Воспользовавшись тем, что Ясинская отвернулась, он многозначительно подмигнул молодым супругам, а потом молча пошел назад, к месту вечного упокоения судьи Мрочека. Придя туда, стал в ногах могилы и закрыл глаза. Продолжалось так пару минут, вдруг вздрогнул.
— Тяжело навсегда расставаться со старым другом…
— Тяжело… — тихо ответил Гольдштейн. Оглянулся. Капитан Желеховский стоял рядом, вглядываясь в табличку с фамилией покойного.
— Кажется, вы никогда не расставались, правда?
— Во всяком случае, редко… — старый нотариус вздохнул. — Работали в одном доме, жили на одной улице. Оба были одинокими. А вы знаете, капитан, что это такое. И почти ровесниками были. Он был для меня единственным другом на всем белом свете. Вы сказали: «навсегда». Но навсегда ли?.. — замолчал, а затем покачал головой в такт каким-то собственным мыслям. — И мне уже не так много времени осталось. Вскоре встретимся. Хотя я верил в другого бога, чем он, — кивнул на могилу, — но, думаю, на том свете это не имеет большого значения. Там важнее, жил ли человек так, как должно, или нет. Он был хорошим человеком. Мало кто знал, каким хорошим… Самый справедливый… А мы натерпелись…

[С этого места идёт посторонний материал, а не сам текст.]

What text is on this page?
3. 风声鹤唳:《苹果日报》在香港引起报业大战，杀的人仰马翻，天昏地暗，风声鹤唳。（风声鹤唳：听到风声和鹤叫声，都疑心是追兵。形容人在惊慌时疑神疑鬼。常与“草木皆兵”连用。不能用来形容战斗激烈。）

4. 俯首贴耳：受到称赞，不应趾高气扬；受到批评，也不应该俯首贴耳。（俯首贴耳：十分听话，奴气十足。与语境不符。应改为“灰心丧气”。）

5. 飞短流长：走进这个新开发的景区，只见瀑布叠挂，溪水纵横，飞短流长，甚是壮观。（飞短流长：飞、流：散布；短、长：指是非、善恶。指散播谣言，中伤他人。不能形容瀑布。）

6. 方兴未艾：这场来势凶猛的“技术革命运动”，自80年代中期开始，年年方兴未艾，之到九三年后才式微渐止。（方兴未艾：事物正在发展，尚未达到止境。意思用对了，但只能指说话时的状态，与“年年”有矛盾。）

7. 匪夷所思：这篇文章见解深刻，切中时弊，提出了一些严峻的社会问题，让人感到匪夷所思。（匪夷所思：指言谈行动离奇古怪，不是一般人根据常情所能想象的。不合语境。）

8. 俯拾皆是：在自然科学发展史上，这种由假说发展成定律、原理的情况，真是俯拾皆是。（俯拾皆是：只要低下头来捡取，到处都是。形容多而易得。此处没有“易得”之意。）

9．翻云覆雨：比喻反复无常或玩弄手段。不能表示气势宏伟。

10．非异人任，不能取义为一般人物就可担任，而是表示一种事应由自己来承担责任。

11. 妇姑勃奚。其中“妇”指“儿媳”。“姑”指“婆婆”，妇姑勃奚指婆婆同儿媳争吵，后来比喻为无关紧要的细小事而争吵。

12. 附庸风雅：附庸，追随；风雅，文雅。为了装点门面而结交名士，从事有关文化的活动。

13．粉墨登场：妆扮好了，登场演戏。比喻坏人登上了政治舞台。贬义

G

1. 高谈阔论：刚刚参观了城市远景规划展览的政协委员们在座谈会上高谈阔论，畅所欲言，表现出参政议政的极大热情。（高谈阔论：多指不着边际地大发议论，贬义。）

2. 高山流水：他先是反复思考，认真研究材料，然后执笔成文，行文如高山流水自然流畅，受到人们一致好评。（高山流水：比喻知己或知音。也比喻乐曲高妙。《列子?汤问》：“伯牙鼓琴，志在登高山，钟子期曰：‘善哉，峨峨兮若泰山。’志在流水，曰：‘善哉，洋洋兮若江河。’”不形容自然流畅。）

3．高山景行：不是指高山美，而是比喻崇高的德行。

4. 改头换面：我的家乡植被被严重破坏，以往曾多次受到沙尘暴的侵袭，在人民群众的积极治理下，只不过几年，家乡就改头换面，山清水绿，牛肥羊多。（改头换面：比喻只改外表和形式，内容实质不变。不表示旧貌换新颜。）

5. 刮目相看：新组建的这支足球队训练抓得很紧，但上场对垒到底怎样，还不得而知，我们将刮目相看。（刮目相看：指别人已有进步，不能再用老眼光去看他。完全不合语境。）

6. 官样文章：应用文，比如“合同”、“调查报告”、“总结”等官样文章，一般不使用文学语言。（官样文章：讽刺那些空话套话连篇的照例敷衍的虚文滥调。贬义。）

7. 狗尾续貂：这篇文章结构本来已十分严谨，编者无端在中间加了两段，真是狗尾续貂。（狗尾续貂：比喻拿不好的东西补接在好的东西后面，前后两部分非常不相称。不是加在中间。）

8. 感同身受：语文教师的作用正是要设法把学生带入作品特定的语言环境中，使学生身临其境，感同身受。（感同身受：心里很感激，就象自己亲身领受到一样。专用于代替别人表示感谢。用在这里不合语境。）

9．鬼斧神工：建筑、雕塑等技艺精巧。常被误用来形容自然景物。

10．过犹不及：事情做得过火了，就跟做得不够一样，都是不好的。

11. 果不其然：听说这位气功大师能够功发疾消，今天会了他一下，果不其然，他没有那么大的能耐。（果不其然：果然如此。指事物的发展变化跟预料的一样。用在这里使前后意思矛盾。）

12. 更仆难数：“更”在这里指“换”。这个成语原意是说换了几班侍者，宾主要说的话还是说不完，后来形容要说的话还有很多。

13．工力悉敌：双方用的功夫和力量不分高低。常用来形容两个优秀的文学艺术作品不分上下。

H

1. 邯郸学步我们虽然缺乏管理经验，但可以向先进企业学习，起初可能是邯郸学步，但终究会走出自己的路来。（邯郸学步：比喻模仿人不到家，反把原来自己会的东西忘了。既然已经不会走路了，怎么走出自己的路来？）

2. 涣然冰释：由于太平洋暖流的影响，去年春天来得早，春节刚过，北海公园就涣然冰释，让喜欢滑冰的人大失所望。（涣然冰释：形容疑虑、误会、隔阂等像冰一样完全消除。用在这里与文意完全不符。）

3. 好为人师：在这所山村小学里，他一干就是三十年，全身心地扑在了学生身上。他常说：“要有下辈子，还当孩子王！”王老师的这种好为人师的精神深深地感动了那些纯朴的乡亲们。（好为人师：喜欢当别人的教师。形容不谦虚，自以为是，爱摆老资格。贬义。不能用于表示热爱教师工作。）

— Это верно… — Желеховский приподнял фуражку, чтобы вытереть лоб. — К счастью, все прошло уже давно.
— Но память о добре и зле живет дольше, чем свидетели. — Гольдштейн нагнулся и поправил какой-то венок. — Я один из тех, кто остался после самого крупного преступления в истории. Но когда умрут все, кто видел все это собственными глазами, память не погибнет. Еще тысячу лет люди будут помнить…
Замолчали оба. Затем Желеховский спросил:
— Вы виделись каждый день, правда? В последние недели тоже?
— Ну, конечно.
Старый нотариус поднял на него глаза. Но сейчас капитан смотрел перед собой на двух птичек, весело вертевших хвостиками, устроившись на соседнем кресте.

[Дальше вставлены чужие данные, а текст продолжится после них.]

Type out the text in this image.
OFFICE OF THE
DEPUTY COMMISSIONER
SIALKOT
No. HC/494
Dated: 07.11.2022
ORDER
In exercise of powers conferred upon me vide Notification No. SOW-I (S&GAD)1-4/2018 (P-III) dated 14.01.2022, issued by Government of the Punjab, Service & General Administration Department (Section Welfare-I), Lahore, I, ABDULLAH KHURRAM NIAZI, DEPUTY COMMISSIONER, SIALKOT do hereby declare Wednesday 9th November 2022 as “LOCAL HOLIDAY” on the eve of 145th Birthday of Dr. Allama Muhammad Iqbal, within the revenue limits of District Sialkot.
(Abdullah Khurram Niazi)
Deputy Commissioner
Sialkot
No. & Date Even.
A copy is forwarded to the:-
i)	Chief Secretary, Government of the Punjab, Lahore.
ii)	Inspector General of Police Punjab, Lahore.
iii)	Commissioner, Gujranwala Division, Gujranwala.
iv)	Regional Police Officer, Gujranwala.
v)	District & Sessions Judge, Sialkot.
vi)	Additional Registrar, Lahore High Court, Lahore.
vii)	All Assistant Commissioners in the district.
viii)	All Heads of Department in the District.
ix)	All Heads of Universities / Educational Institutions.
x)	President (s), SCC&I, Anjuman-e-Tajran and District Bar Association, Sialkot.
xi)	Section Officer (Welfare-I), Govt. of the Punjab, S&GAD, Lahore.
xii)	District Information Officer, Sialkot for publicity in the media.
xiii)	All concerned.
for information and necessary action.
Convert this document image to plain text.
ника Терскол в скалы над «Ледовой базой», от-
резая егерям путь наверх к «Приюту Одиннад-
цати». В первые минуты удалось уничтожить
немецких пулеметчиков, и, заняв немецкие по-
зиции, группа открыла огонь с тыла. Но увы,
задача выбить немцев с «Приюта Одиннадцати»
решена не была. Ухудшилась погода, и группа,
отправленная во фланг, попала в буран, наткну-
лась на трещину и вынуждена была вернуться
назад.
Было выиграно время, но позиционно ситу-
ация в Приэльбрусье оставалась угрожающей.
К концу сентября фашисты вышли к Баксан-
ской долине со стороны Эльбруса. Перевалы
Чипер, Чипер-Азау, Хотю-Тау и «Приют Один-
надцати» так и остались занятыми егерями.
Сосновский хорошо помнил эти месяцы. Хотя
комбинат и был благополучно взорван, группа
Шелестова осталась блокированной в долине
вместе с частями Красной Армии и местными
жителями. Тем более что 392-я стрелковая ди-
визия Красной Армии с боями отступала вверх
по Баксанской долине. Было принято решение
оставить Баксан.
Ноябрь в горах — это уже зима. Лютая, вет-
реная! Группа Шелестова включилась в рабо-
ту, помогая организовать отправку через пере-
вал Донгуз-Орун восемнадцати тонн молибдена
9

— Конечно. А почему вы об этом спрашиваете?
— Просто пришло в голову, — сказал равнодушно. — Задумался над тем… не видели ли вы его перед смертью каким-то нервным, что ли? Или не приметили чего-то необычного в его поведении?
— Не понимаю вас.
— Речь не идет о чем-то из ряда вон выходящем. Может, например, он рассказывал о том, о чем не говорил никогда.
— Нет, — подумав, отрицательно покачал головой Гольдштейн. — Меня немного удивляет ваш вопрос, пан капитан. Как же он мог говорить что-то необычное или вести себя иначе, чем всегда, если не знал, что утонет? Вы верите в предчувствия? А может, я не так вас понял?
Он повернулся и медленно пошел по аллейке.
— Верю ли я в предчувствия? Можно сказать, что нет. Но какой бы был из меня офицер милиции, если бы у меня не было предчувствия? — рассмеялся негромко комендант. — У каждого есть предчувствие, или назовем это иначе: каждый чувствует беспокойство особого характера, относительно событий, которые не могут вызвать никакого беспокойства, настолько они простые и ясные. И когда такое беспричинное беспокойство оказывается в какой-то степени пророческим, а дело принимает оборот, подсказанный нам нашим воображением, мы говорим тогда, что имели «предчувствие». Но вы не ответили еще на мой вопрос.